Ce qui l’inquiète le plus, c’est la dégradation de la situation des jeunes. Pour elle, la catégorie la plus touchée. Ce que confirme le Statec: les jeunes s’en sortent moins bien que les plus âgés. Parmi les 18-44 ans, environ 37% ont déclaré que leur santé mentale s’était détériorée. Ce chiffre diminue pour chaque groupe d’âge. Parmi le groupe des 65 ans et plus, seuls 22% ont vu leur santé mentale se détériorer. «Alors que la révolte est dans leur nature, ils semblent anéantis face à un avenir dans lequel ils ne peuvent plus se projeter.»

Tant Fränz D’Onghia qu’Anne-Claire Delval voient un aspect positif de la crise: celui de mettre une problématique peu visible sur le devant de la scène. «Les gens ont maintenant le courage de dire qu’ils ne vont pas bien. J’ai beaucoup de gens qui viennent me voir. Je ne suis pas sûr qu’ils l’auraient fait s’il n’y avait pas eu la pandémie.» Et le chargé de direction du centre d’information et de prévention D’Ligue d’espérer que cela changera la manière dont les gens vivent leur détresse psychologique.

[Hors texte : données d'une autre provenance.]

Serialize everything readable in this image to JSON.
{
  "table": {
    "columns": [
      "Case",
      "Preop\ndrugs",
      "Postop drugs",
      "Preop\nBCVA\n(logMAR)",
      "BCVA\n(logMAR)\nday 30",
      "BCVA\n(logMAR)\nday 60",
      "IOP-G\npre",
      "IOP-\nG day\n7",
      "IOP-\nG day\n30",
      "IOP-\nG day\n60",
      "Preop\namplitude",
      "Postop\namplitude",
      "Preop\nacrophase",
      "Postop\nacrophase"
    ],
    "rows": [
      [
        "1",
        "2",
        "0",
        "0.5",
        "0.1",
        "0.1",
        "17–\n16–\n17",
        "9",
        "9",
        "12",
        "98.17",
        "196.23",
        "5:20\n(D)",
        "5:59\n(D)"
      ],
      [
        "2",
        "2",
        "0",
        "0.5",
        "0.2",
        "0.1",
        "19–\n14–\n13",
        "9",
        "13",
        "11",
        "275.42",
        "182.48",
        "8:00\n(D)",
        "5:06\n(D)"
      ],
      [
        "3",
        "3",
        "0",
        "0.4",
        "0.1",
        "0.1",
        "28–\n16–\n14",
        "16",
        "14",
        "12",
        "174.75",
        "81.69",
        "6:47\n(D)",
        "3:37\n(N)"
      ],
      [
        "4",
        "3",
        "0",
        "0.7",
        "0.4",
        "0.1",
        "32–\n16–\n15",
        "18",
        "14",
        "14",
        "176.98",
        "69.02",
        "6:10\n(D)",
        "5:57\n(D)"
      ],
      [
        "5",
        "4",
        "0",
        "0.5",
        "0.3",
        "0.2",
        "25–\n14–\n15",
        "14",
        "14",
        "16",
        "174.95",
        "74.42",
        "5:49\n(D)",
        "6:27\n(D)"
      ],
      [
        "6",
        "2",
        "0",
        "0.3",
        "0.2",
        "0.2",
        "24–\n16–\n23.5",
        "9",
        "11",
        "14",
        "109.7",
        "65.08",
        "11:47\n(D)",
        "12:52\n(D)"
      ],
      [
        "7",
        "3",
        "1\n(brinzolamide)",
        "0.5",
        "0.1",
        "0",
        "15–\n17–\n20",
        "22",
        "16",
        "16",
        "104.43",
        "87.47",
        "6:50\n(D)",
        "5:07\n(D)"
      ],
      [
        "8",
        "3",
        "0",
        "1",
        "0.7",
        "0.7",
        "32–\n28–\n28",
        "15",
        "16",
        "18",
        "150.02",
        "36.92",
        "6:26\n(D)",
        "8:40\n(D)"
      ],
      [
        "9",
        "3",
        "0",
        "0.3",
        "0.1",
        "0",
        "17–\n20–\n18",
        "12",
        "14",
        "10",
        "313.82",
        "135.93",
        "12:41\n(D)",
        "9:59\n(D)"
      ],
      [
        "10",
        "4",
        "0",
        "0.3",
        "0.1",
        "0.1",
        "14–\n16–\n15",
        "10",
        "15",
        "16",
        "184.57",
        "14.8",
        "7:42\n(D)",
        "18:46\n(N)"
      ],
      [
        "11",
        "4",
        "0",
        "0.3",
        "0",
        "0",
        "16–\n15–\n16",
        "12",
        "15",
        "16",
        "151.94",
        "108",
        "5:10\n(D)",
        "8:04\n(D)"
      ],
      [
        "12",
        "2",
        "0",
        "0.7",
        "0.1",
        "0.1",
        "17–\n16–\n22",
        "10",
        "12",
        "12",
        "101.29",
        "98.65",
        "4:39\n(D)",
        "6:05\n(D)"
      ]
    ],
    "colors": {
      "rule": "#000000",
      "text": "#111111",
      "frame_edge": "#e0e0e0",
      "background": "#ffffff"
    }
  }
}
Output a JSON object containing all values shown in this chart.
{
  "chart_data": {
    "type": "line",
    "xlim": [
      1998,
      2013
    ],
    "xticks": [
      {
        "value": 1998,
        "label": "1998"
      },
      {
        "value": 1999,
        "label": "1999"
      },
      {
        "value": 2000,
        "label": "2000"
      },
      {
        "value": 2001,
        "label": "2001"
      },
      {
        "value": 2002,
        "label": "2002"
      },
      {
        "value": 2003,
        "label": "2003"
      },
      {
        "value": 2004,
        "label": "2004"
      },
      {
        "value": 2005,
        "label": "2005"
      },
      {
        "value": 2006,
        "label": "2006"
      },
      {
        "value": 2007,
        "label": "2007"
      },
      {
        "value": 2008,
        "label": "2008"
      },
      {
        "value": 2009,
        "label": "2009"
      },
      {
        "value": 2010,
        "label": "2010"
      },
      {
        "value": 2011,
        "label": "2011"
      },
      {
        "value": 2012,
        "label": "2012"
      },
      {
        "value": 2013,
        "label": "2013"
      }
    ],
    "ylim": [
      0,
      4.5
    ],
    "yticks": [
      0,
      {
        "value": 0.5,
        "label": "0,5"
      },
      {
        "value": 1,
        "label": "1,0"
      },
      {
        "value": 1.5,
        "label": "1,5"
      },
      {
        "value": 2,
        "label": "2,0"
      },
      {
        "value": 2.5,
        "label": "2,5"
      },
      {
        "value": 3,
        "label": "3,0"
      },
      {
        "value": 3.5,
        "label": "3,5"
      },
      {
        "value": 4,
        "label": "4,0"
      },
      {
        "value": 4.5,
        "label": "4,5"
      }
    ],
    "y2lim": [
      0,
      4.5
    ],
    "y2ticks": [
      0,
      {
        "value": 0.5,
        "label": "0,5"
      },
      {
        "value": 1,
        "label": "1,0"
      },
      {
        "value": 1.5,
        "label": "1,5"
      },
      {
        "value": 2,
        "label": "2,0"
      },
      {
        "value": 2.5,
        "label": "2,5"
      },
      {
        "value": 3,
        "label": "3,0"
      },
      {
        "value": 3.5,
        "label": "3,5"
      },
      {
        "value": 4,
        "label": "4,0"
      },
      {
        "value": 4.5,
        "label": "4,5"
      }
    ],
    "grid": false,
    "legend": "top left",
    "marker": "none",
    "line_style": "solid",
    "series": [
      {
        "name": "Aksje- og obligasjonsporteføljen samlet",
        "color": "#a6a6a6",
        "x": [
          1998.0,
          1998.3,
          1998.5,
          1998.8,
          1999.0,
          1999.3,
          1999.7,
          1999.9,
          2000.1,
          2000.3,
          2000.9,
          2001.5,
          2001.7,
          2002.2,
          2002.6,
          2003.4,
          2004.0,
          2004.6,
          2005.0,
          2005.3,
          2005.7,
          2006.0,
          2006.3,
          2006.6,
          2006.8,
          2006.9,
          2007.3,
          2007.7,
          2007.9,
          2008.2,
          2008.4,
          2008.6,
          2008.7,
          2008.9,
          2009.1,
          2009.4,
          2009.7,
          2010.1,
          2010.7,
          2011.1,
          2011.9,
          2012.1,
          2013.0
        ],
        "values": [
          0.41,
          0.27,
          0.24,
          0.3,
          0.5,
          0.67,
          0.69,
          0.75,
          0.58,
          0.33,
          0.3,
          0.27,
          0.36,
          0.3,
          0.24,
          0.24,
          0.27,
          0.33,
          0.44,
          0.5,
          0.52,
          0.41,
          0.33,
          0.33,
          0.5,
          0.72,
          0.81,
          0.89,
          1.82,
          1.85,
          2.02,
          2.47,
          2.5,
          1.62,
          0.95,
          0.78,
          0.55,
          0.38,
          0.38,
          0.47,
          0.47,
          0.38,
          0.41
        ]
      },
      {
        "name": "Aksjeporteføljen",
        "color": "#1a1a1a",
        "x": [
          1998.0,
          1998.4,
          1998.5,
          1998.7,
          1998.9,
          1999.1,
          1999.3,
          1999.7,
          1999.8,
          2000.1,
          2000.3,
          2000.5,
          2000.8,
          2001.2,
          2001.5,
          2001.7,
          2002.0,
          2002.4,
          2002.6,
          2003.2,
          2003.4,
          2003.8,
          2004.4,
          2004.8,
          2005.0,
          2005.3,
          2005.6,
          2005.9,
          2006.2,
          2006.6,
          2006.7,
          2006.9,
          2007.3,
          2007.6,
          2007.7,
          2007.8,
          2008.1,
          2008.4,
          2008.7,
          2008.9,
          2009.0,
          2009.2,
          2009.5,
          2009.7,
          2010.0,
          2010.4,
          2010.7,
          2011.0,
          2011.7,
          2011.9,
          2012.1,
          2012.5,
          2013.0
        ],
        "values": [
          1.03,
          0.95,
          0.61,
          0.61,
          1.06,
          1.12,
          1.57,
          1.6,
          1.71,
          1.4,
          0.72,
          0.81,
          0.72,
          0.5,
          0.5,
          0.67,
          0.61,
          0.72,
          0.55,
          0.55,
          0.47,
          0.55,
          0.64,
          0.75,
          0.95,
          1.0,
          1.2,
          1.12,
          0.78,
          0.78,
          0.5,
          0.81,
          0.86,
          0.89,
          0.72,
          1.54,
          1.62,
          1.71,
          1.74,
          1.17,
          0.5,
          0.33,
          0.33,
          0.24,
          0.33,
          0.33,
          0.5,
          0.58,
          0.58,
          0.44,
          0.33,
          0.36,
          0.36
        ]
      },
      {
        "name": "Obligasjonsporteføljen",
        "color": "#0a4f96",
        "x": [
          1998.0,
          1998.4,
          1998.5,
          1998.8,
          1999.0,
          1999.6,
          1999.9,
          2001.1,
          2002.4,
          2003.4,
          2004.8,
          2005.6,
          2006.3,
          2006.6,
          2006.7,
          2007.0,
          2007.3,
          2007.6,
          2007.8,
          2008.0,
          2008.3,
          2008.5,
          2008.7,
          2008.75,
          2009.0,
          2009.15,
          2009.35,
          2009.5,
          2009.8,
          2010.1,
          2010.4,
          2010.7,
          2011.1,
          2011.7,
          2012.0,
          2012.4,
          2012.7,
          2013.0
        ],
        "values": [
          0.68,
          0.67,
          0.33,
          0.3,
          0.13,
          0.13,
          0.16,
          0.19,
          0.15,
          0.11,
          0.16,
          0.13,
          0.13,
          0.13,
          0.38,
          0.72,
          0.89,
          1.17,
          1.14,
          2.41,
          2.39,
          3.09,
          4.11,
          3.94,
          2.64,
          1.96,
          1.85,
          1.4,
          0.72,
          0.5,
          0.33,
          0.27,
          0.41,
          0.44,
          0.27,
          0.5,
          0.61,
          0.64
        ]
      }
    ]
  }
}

Le projecteur est également pointé sur le manque de moyens des services de santé mentale. Des services qui ne reçoivent en moyenne qu’une enveloppe de 2% des budgets nationaux, selon l’OMS. Et qui ont été débordés par la crise, qui a entraîné des perturbations ou une interruption des services de santé mentale essentiels dans 93% des pays, alors que la demande de soins augmente, toujours selon l’OMS.

Si des chiffres spécifiquement luxembourgeois font défaut, Anne-Claire Delval confirme que cela se passe bien ainsi sur le terrain: «À moyen terme, si on veut continuer d’exister en tant qu’être humain face au développement de l’intelligence artificielle, ce secteur doit devenir prioritaire. Le bien-être émotionnel, c’est ce qui fera la différence demain.»